São Paulo – With European nations in recession and United States and Japan forecasted to progress slowly, developing countries will spearhead the growth of the world economy in 2012, according to the Trade and Development Report – Policies for Inclusive and Balanced Growth, issued this Wednesday (12th) by the United Nations Conference on Trade and Development (Unctad). The study also claims that austere macroeconomic policies do not lead to growth, and warns that social inequality needs to be reduced.
According to the survey, the world’s Gross Domestic Product (GDP) was up 4.7% in 2010, 2.7% in 2011, and should not grow by more than 2.5% this year. Such growth will be made possibly only by the performance of developing countries, which should grow at a rate of 5% in 2012. The lower growth forecast than in previous years is a result of the timid recovery of developed nations.
The study claims that China was able to cushion the decline in its current account surplus, which led to a slight decline in growth, but did not affect wage increase, and that Latin America, whose economic growth is also decelerating, should grow by 3.5% in 2012. “This growth stems from strong domestic demand, which is being sustained by rising real wages and credit to the private sector,” the report explains.
The growth forecast for Asia is 6.8%, despite the slowdown. In Africa, the expected growth is a result of the expansion of the economies of countries in Sub-Saharan Africa and the recovery of the economies of North African countries after the Arab Spring of 2011.
Less austerity
“Despite a very modest improvement of GDP growth in the United States and a more significant one in Japan, developed economies as a whole are likely to grow by only slightly more than 1% in 2012 owing to the recession currently gripping the European Union,” the report claims.
According to the survey, the recession is concentrated in the Eurozone countries, where authorities have failed to present a convincing solution to internal imbalances and debts. “The macroeconomic policy of unconditional austerity is suffocating the return to sustainable economic growth. Indeed, a further deterioration of economic conditions in Europe cannot be excluded.”
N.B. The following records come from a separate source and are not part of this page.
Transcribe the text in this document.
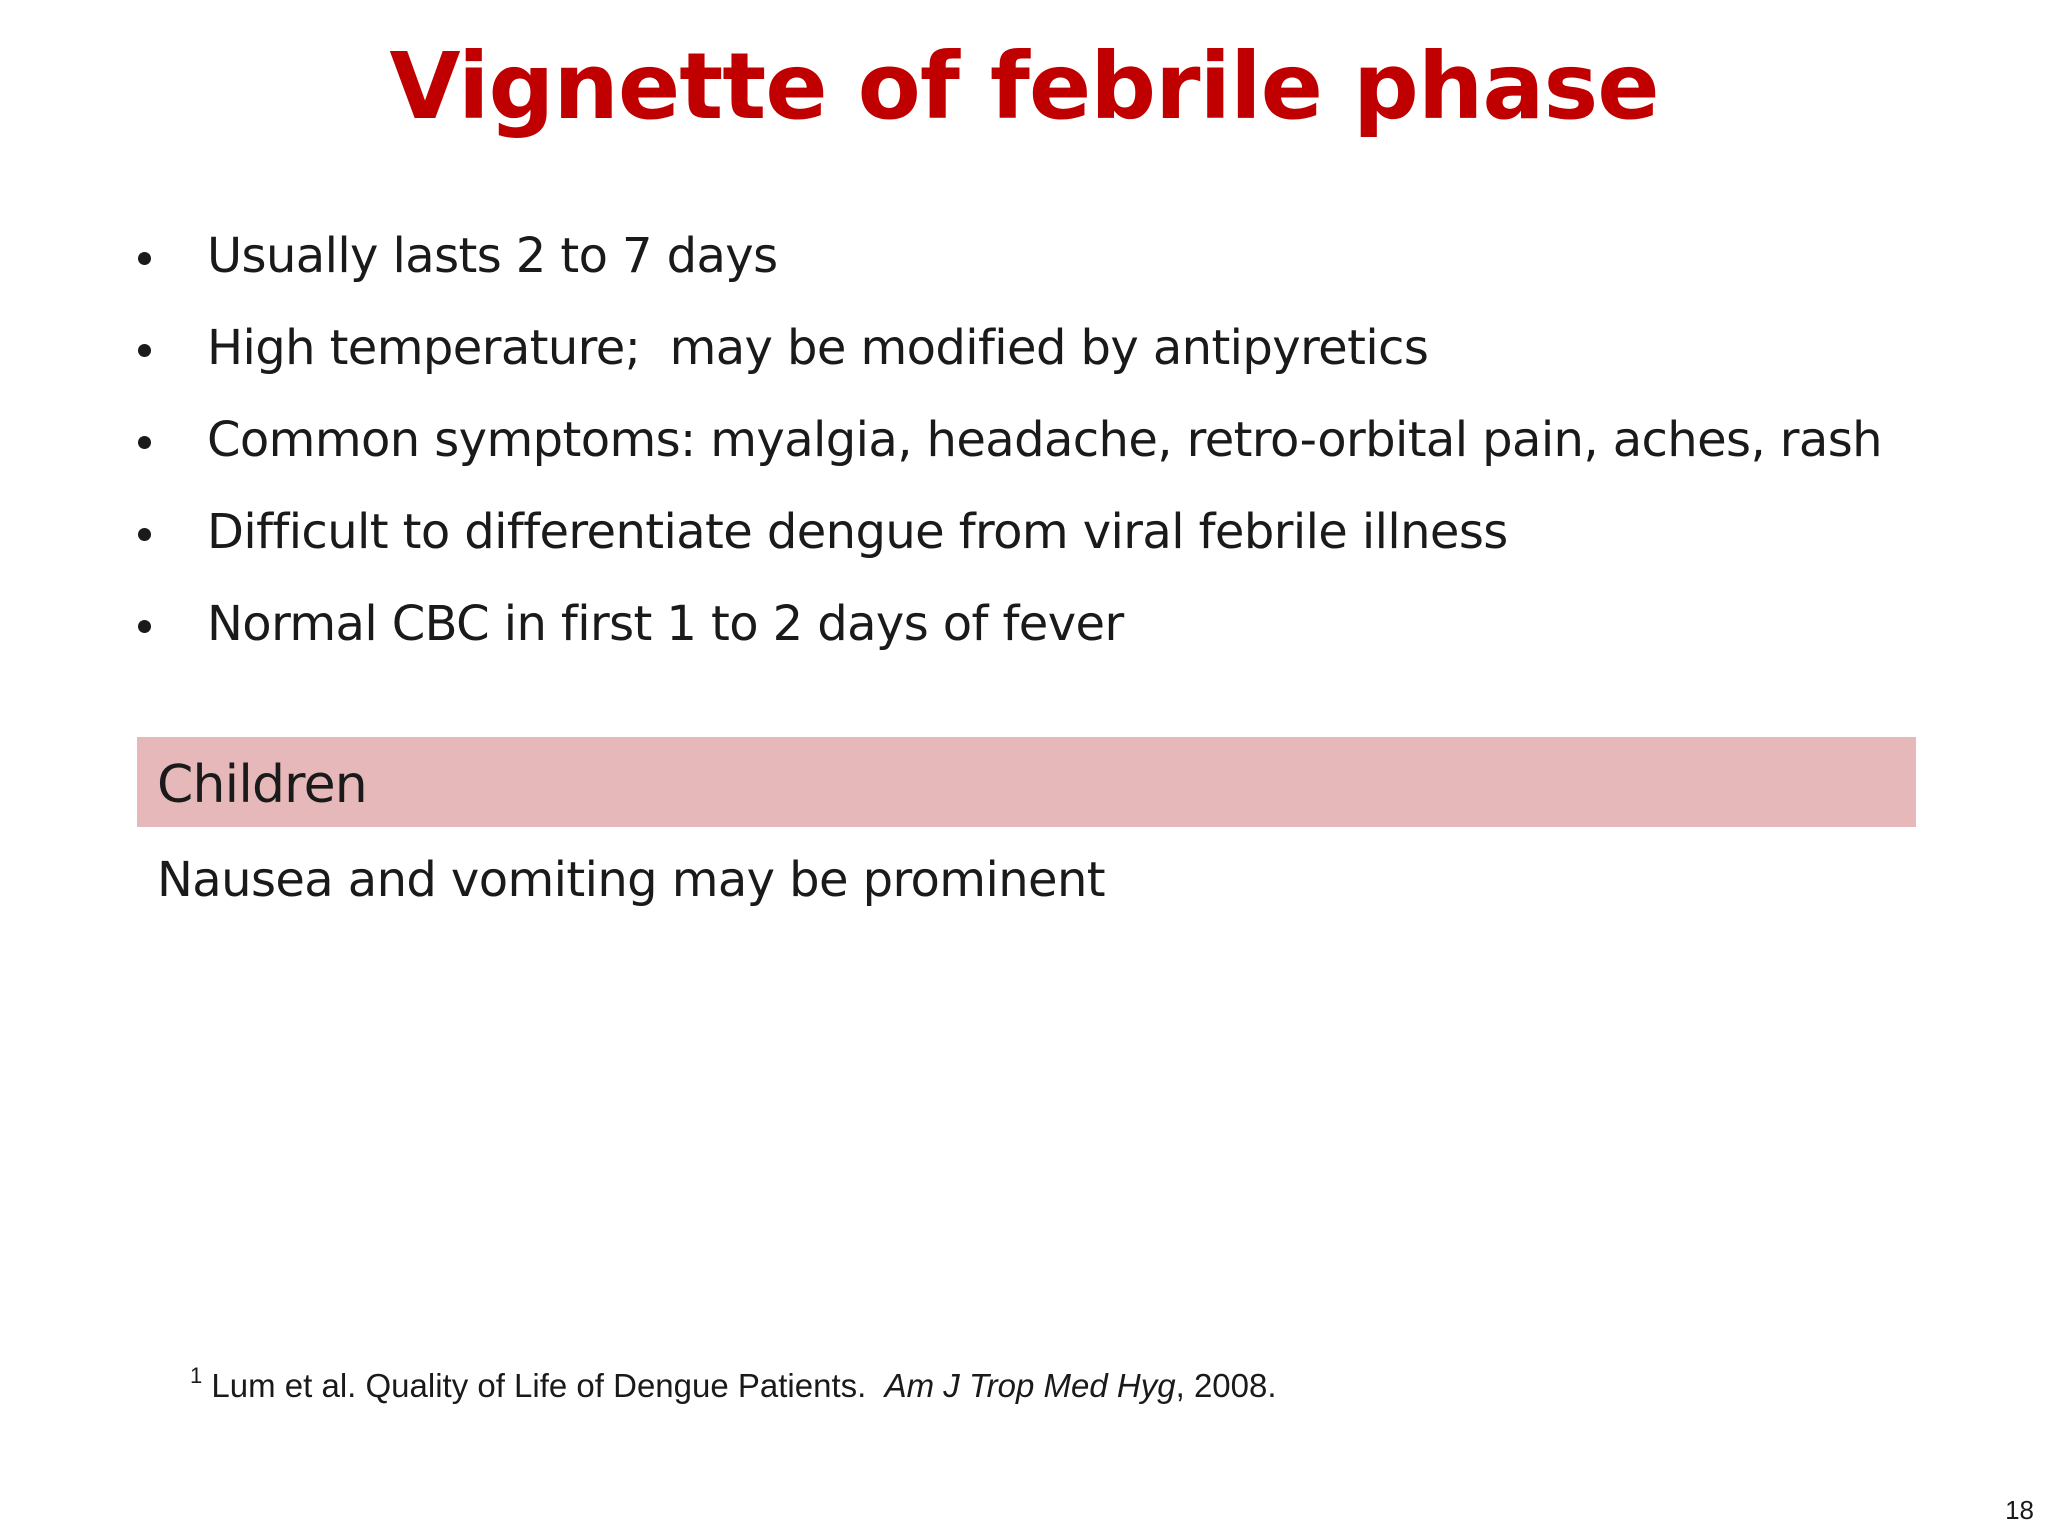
Vignette of febrile phase
Usually lasts 2 to 7 days
High temperature;  may be modified by antipyretics
Common symptoms: myalgia, headache, retro-orbital pain, aches, rash
Difficult to differentiate dengue from viral febrile illness
Normal CBC in first 1 to 2 days of fever
Children
Nausea and vomiting may be prominent
$^1$ Lum et al. Quality of Life of Dengue Patients.  Am J Trop Med Hyg, 2008.
18
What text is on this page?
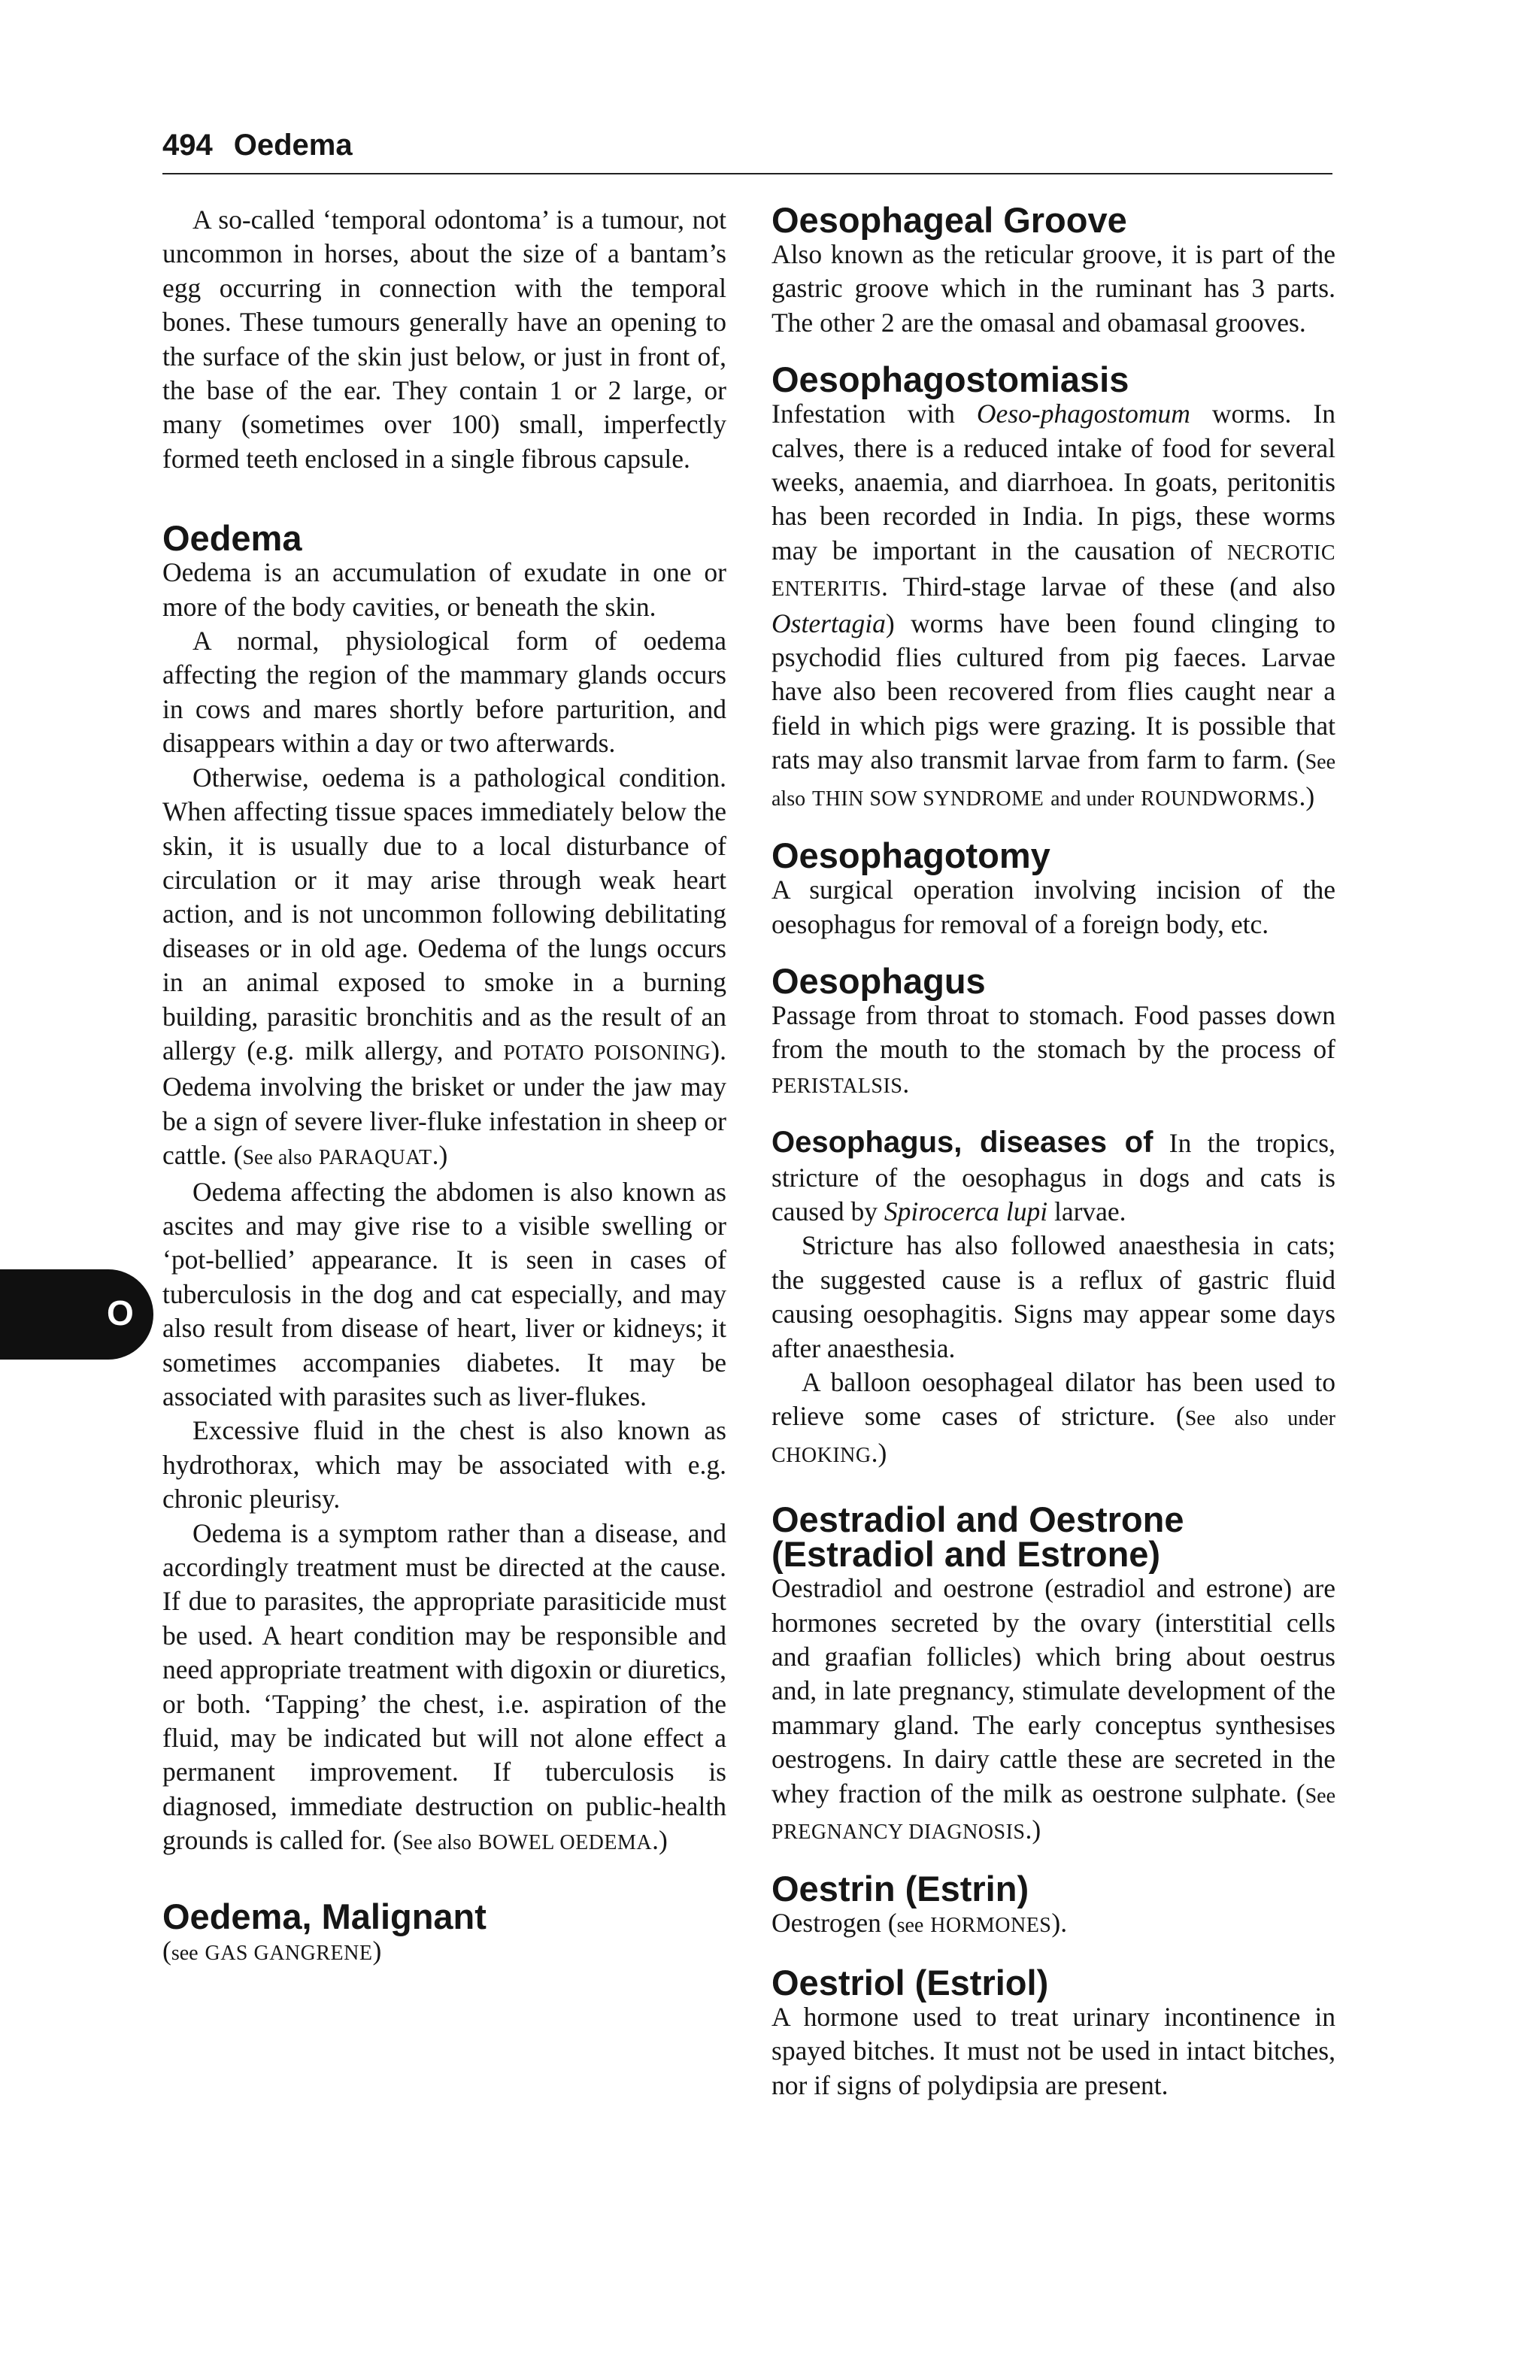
494 Oedema
O

A so-called ‘temporal odontoma’ is a tumour, not uncommon in horses, about the size of a bantam’s egg occurring in connection with the temporal bones. These tumours generally have an opening to the surface of the skin just below, or just in front of, the base of the ear. They contain 1 or 2 large, or many (sometimes over 100) small, imperfectly formed teeth enclosed in a single fibrous capsule.

Oedema

Oedema is an accumulation of exudate in one or more of the body cavities, or beneath the skin.

A normal, physiological form of oedema affecting the region of the mammary glands occurs in cows and mares shortly before parturition, and disappears within a day or two afterwards.

Otherwise, oedema is a pathological condition. When affecting tissue spaces immediately below the skin, it is usually due to a local disturbance of circulation or it may arise through weak heart action, and is not uncommon following debilitating diseases or in old age. Oedema of the lungs occurs in an animal exposed to smoke in a burning building, parasitic bronchitis and as the result of an allergy (e.g. milk allergy, and POTATO POISONING). Oedema involving the brisket or under the jaw may be a sign of severe liver-fluke infestation in sheep or cattle. (See also PARAQUAT.)

Oedema affecting the abdomen is also known as ascites and may give rise to a visible swelling or ‘pot-bellied’ appearance. It is seen in cases of tuberculosis in the dog and cat especially, and may also result from disease of heart, liver or kidneys; it sometimes accompanies diabetes. It may be associated with parasites such as liver-flukes.

Excessive fluid in the chest is also known as hydrothorax, which may be associated with e.g. chronic pleurisy.

Oedema is a symptom rather than a disease, and accordingly treatment must be directed at the cause. If due to parasites, the appropriate parasiticide must be used. A heart condition may be responsible and need appropriate treatment with digoxin or diuretics, or both. ‘Tapping’ the chest, i.e. aspiration of the fluid, may be indicated but will not alone effect a permanent improvement. If tuberculosis is diagnosed, immediate destruction on public-health grounds is called for. (See also BOWEL OEDEMA.)

Oedema, Malignant

(see GAS GANGRENE)

Oesophageal Groove

Also known as the reticular groove, it is part of the gastric groove which in the ruminant has 3 parts. The other 2 are the omasal and obamasal grooves.

Oesophagostomiasis

Infestation with Oeso-phagostomum worms. In calves, there is a reduced intake of food for several weeks, anaemia, and diarrhoea. In goats, peritonitis has been recorded in India. In pigs, these worms may be important in the causation of NECROTIC ENTERITIS. Third-stage larvae of these (and also Ostertagia) worms have been found clinging to psychodid flies cultured from pig faeces. Larvae have also been recovered from flies caught near a field in which pigs were grazing. It is possible that rats may also transmit larvae from farm to farm. (See also THIN SOW SYNDROME and under ROUNDWORMS.)

Oesophagotomy

A surgical operation involving incision of the oesophagus for removal of a foreign body, etc.

Oesophagus

Passage from throat to stomach. Food passes down from the mouth to the stomach by the process of PERISTALSIS.

Oesophagus, diseases of In the tropics, stricture of the oesophagus in dogs and cats is caused by Spirocerca lupi larvae.

Stricture has also followed anaesthesia in cats; the suggested cause is a reflux of gastric fluid causing oesophagitis. Signs may appear some days after anaesthesia.

A balloon oesophageal dilator has been used to relieve some cases of stricture. (See also under CHOKING.)

Oestradiol and Oestrone (Estradiol and Estrone)

Oestradiol and oestrone (estradiol and estrone) are hormones secreted by the ovary (interstitial cells and graafian follicles) which bring about oestrus and, in late pregnancy, stimulate development of the mammary gland. The early conceptus synthesises oestrogens. In dairy cattle these are secreted in the whey fraction of the milk as oestrone sulphate. (See PREGNANCY DIAGNOSIS.)

Oestrin (Estrin)

Oestrogen (see HORMONES).

Oestriol (Estriol)

A hormone used to treat urinary incontinence in spayed bitches. It must not be used in intact bitches, nor if signs of polydipsia are present.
The Unctad survey criticizes recent macroeconomic reforms which allow for wage cuts, the disparity of incomes between different sectors of the economy, and the weakening of collective negotiations. According to the UN agency, this type of structural reform is “dangerous” because it leads unemployment to increase and consumer demand to drop. To the Unctad, declining demand is what has rendered Europe unable to recover. To the organization, an economic policy with GDP growth and low interest rates would contribute to ensure the fiscal balance of countries, and keep debts at a “sustainable” level.
Fight against inequality
Another means to promote the growth of economies and thus fight the crisis is to reduce social inequality, which has increased around the world in the last few years. According to the Unctad survey, in the 1980s and 1990s, inequality increased in 14 out of 18 countries in Latin America, and decreased in 15 out of 18 from the year 2000 onwards. Still, inequality in the region remains higher than it was before the 1980s. In Africa, social inequality increased from 1980 to 1995, after which it began to decline, but of the ten most unequal countries in the world, six are located in Sub-Saharan Africa. Inequality has also increased in Asia and China starting in the 1980s.
The report suggests that labour and wage policies must be revised for a fairer distribution of income and less social inequality. One suggestion is for wages to be pegged to productivity. Furthermore, according to the report, there should be no major distortions in wages in different companies and economic sectors. Wage increases should be obtained through negotiation between unions and employers “complemented by government recommendations.” To the Unctad, income distribution is what leads to sustained growth in an economy, and not the opposite, which is generally the case.